The Role of Aggregation Functions on Transformers and ViTs Self-Attention for Classification

  • Joelson Sartori FURG
  • Rodrigo de Bem FURG
  • Graçaliz Dimuro FURG
  • Giancarlo Lucca UCPel


Aggregation functions are mathematical operations that combine or summarize a set of values into a single representative value. They play a crucial role in the attention mechanisms of Transformer neural networks. However, Transformers' default aggregation functions, based on matrix multiplication, may have limitations in certain classification scenarios. This function may struggle with the complexity of information present in the input data, resulting in lower accuracy and efficiency. Considering this issue, the present work aims to replace the traditional matrix multiplication operation used in the classical attention mechanism with alternative and more general aggregation functions.

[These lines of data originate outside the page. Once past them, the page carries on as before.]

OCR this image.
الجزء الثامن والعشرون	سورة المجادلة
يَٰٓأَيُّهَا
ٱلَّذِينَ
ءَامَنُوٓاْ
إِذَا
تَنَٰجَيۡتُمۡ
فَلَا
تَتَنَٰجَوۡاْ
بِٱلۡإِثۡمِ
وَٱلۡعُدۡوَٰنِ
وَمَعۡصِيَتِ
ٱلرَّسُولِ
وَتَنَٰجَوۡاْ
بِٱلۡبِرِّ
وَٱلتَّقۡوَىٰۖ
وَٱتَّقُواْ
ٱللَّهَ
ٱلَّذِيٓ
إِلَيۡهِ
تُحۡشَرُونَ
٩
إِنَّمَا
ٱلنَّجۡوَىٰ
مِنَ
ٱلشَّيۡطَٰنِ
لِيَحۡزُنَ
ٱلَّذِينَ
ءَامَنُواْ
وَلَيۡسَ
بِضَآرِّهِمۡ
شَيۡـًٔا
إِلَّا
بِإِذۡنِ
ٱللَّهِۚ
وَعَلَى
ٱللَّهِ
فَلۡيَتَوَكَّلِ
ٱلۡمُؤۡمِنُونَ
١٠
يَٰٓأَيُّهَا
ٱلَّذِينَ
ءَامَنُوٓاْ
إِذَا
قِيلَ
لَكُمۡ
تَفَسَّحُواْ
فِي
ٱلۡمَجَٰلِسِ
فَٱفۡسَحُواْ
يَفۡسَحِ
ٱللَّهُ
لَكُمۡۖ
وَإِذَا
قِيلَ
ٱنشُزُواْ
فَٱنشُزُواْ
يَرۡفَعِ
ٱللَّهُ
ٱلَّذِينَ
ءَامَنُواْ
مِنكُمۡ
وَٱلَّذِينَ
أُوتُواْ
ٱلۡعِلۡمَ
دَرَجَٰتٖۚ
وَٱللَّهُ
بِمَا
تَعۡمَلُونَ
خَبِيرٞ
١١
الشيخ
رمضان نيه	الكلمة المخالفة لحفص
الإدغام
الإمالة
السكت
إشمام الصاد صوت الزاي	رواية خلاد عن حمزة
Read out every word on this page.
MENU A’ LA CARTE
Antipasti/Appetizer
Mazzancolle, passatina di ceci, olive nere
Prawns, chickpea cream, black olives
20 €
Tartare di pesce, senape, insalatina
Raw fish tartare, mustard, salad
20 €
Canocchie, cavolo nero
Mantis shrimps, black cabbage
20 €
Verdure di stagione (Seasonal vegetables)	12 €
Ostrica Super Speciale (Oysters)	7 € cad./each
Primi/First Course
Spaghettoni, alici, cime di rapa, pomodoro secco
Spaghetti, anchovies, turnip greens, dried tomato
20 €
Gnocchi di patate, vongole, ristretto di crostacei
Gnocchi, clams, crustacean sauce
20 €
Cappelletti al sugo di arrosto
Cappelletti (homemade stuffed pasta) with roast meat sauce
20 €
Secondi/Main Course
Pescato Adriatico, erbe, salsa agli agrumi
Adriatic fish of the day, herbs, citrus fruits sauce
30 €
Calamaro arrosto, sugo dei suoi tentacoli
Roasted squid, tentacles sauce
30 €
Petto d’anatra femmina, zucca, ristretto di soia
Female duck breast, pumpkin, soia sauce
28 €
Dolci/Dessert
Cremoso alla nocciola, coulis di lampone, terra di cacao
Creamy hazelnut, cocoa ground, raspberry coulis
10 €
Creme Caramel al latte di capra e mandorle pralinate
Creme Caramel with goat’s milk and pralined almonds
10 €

To validate the new aggregation methods on the attention mechanism, we conducted experiments on two datasets, the recently propose Google American Sign Language (ASL) Fingerspelling Recognition and the well-known CIFAR-10, performing time series and image classification, respectively. Results shed light on the role of aggregation functions for classification with Transformers, demonstrating promising outcomes and potential for further improvements.
SARTORI, Joelson; BEM, Rodrigo de; DIMURO, Graçaliz; LUCCA, Giancarlo. The Role of Aggregation Functions on Transformers and ViTs Self-Attention for Classification. In: CONFERENCE ON GRAPHICS, PATTERNS AND IMAGES (SIBGRAPI), 36. , 2023, Rio Grande/RS. Anais [...]. Porto Alegre: Sociedade Brasileira de Computação, 2023 . p. 97-102.